Delete Meetings and Reject Invites. As you’re always physically absent it’s hard to tell if your missing. Go through your electronic calendar or physical diary. Also consider messaging invitees for critical meetings that will take place and you’ll not be attending.

Document State. Ensure all commitments and work schedules have current information, with clear updates and plans for while you’re away and immediate return. This covers you In case of questions or things go badly.

Set Expectations for Progress. Ensure people taking over your responsibilities know what to do and setup a debrief meeting on your return – this will encourage them to take ownership. Share the delegated ownership with higher management AND within your out-of-office message.

Prepare for your Return. Make a to-do list for when you’re back – things you didn’t get to before you left or important things you might forget about.

Clear The Decks. I clear out my whole email inbox before I go. Moving anything useful into a folder and deleting the rest. It makes the hour/s scanning new emails on my return somewhat more manageable.

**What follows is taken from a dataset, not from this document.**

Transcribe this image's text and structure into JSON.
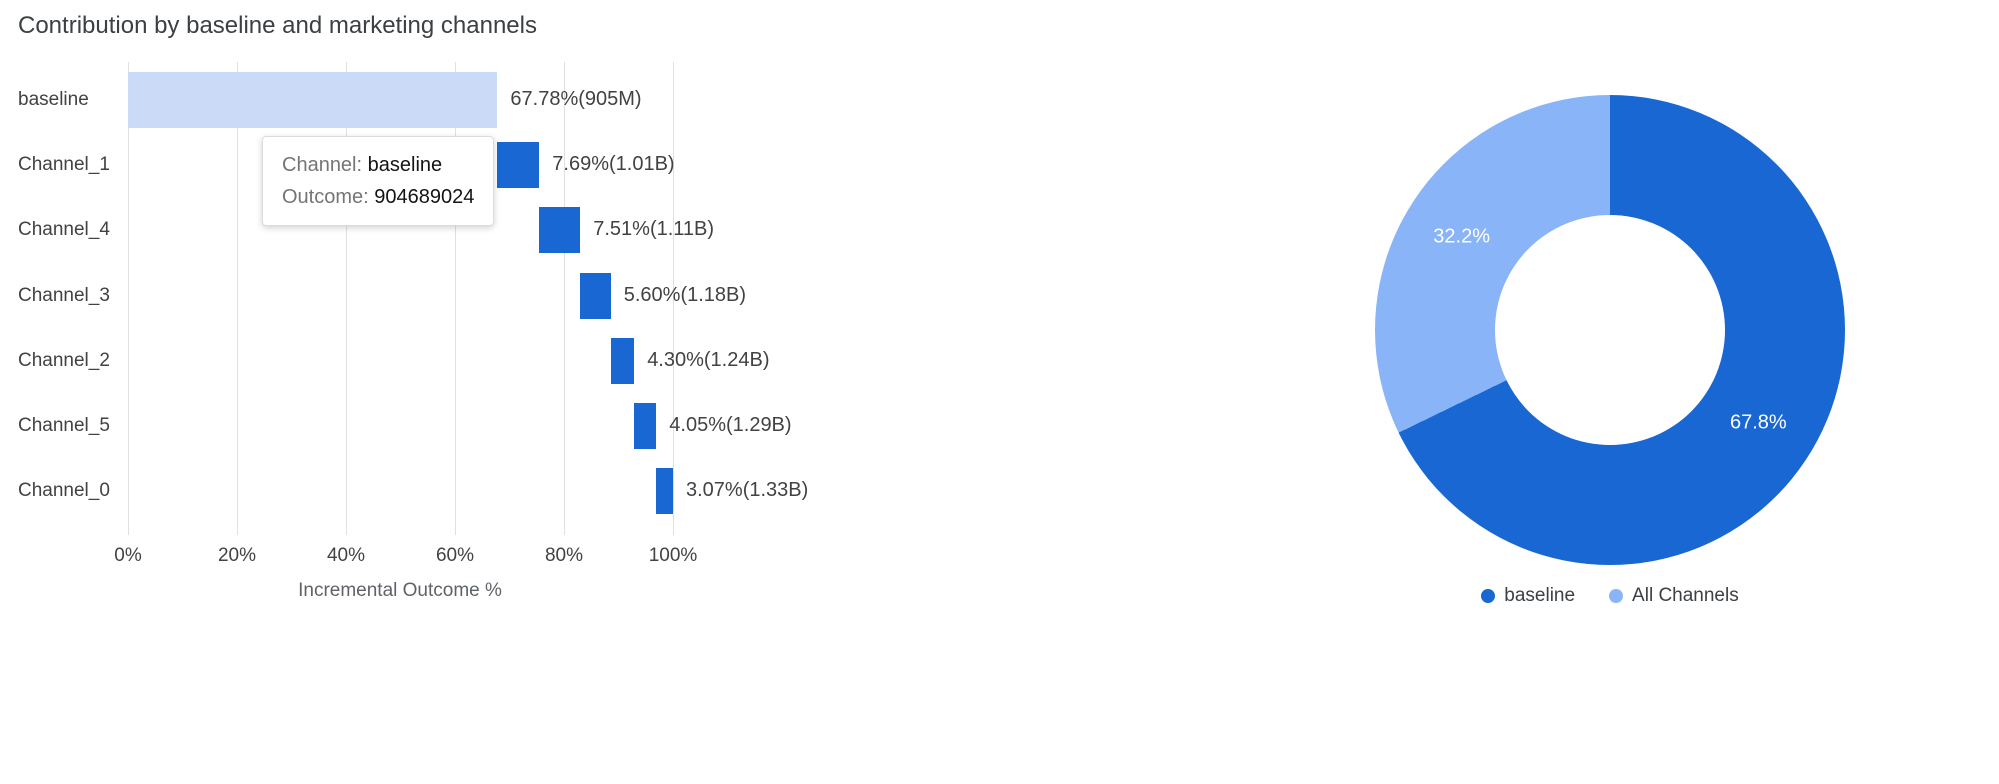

Leave ‘Emergency’ Contact Details. Ask key people to call or text with serious problems but that you’ll not be looking at work email. This helps you stick to that promise!

Conference Call Meetings: Starting a Project

At the start of a project when many people are remotely located (including from home) it is easy to get sucked into a time-drain succession of meeting-after-meetings without little real demonstrable decisions or progression to show. Meetings are poorly defined, decisions are not recorded clearly, and tasks are not well defined and allocated.

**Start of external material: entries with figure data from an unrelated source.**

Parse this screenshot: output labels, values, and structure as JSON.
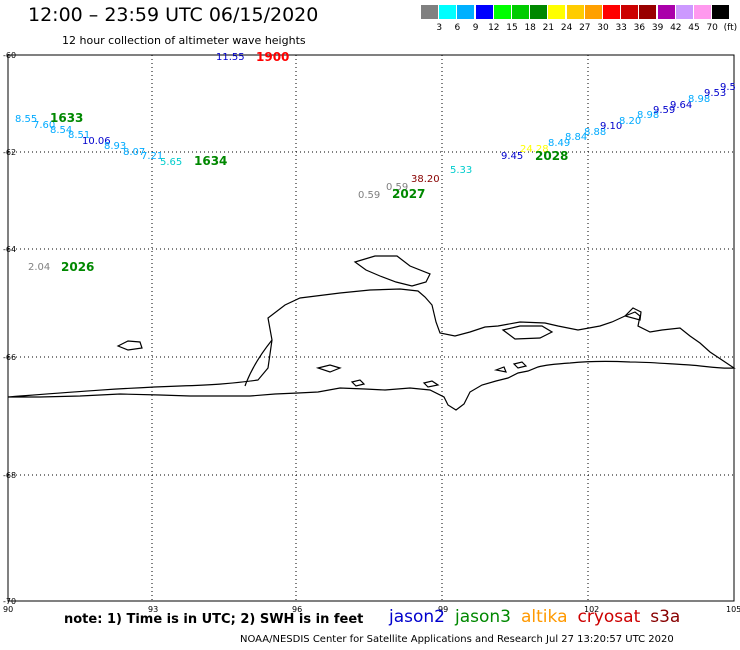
{
  "header": {
    "title": "12:00 – 23:59 UTC 06/15/2020",
    "subtitle": "12 hour collection of altimeter wave heights"
  },
  "legend": {
    "unit_label": "(ft)",
    "colors": [
      "#808080",
      "#00ffff",
      "#00b0ff",
      "#0000ff",
      "#00ff00",
      "#00cc00",
      "#008800",
      "#ffff00",
      "#ffcc00",
      "#ffa000",
      "#ff0000",
      "#cc0000",
      "#990000",
      "#aa00aa",
      "#cc99ff",
      "#ff99ee",
      "#000000"
    ],
    "labels": [
      "3",
      "6",
      "9",
      "12",
      "15",
      "18",
      "21",
      "24",
      "27",
      "30",
      "33",
      "36",
      "39",
      "42",
      "45",
      "70"
    ]
  },
  "axes": {
    "lat_labels": [
      "-60",
      "-62",
      "-64",
      "-66",
      "-68",
      "-70"
    ],
    "lon_labels": [
      "90",
      "93",
      "96",
      "99",
      "102",
      "105"
    ]
  },
  "tracks": [
    {
      "label": "1900",
      "color": "#ff0000",
      "values": [
        {
          "t": "11.55",
          "c": "#0000cc"
        }
      ]
    },
    {
      "label": "1633",
      "color": "#008800",
      "values": [
        {
          "t": "8.55",
          "c": "#00aaff"
        },
        {
          "t": "7.60",
          "c": "#00aaff"
        },
        {
          "t": "8.54",
          "c": "#00aaff"
        },
        {
          "t": "8.51",
          "c": "#00aaff"
        },
        {
          "t": "10.06",
          "c": "#0000cc"
        }
      ]
    },
    {
      "label": "1634",
      "color": "#008800",
      "values": [
        {
          "t": "8.93",
          "c": "#00aaff"
        },
        {
          "t": "8.07",
          "c": "#00aaff"
        },
        {
          "t": "7.21",
          "c": "#00aaff"
        },
        {
          "t": "5.65",
          "c": "#00cccc"
        }
      ]
    },
    {
      "label": "2027",
      "color": "#008800",
      "values": [
        {
          "t": "0.59",
          "c": "#808080"
        },
        {
          "t": "0.59",
          "c": "#808080"
        },
        {
          "t": "38.20",
          "c": "#880000"
        },
        {
          "t": "5.33",
          "c": "#00cccc"
        }
      ]
    },
    {
      "label": "2028",
      "color": "#008800",
      "values": [
        {
          "t": "9.45",
          "c": "#0000cc"
        },
        {
          "t": "24.28",
          "c": "#ffff00"
        },
        {
          "t": "8.49",
          "c": "#00aaff"
        },
        {
          "t": "8.84",
          "c": "#00aaff"
        },
        {
          "t": "8.88",
          "c": "#00aaff"
        },
        {
          "t": "9.10",
          "c": "#0000cc"
        },
        {
          "t": "8.20",
          "c": "#00aaff"
        },
        {
          "t": "8.98",
          "c": "#00aaff"
        },
        {
          "t": "9.59",
          "c": "#0000cc"
        },
        {
          "t": "9.64",
          "c": "#0000cc"
        },
        {
          "t": "8.98",
          "c": "#00aaff"
        },
        {
          "t": "9.53",
          "c": "#0000cc"
        },
        {
          "t": "9.5",
          "c": "#0000cc"
        }
      ]
    },
    {
      "label": "2026",
      "color": "#008800",
      "values": [
        {
          "t": "2.04",
          "c": "#808080"
        }
      ]
    }
  ],
  "footer": {
    "note": "note:  1) Time is in UTC;  2) SWH is in feet",
    "satellites": [
      {
        "name": "jason2",
        "color": "#0000cc"
      },
      {
        "name": "jason3",
        "color": "#008800"
      },
      {
        "name": "altika",
        "color": "#ff9900"
      },
      {
        "name": "cryosat",
        "color": "#cc0000"
      },
      {
        "name": "s3a",
        "color": "#880000"
      }
    ],
    "credit": "NOAA/NESDIS Center for Satellite Applications and Research    Jul 27 13:20:57 UTC 2020"
  }
}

Here is my seven step suggestion to avoid this:

  1. One person is responsible for the completion of project definition.
  2. This person (“definition owner“) states the objective/s, potential approaches, and delivery date estimates in a simple document.
  3. A “Review Team” of stakeholders considers this document and recommend any changes. This can be done in specific meetings or independently using collaboration tools. Adjustments are completed and locked.
  4. The definition owner then expands on this, turning it into a step-by-step high-level project plan.
  5. Again – the Review Team assess the plan and any changes are made immediately. The plan is then locked.
  6. In the final expansion, the definition owner refines the plan into a full detail specification, defines scope, adds work estimates and assignments.
  7. Final appraisal from the Review Team and gives explicit sign-off.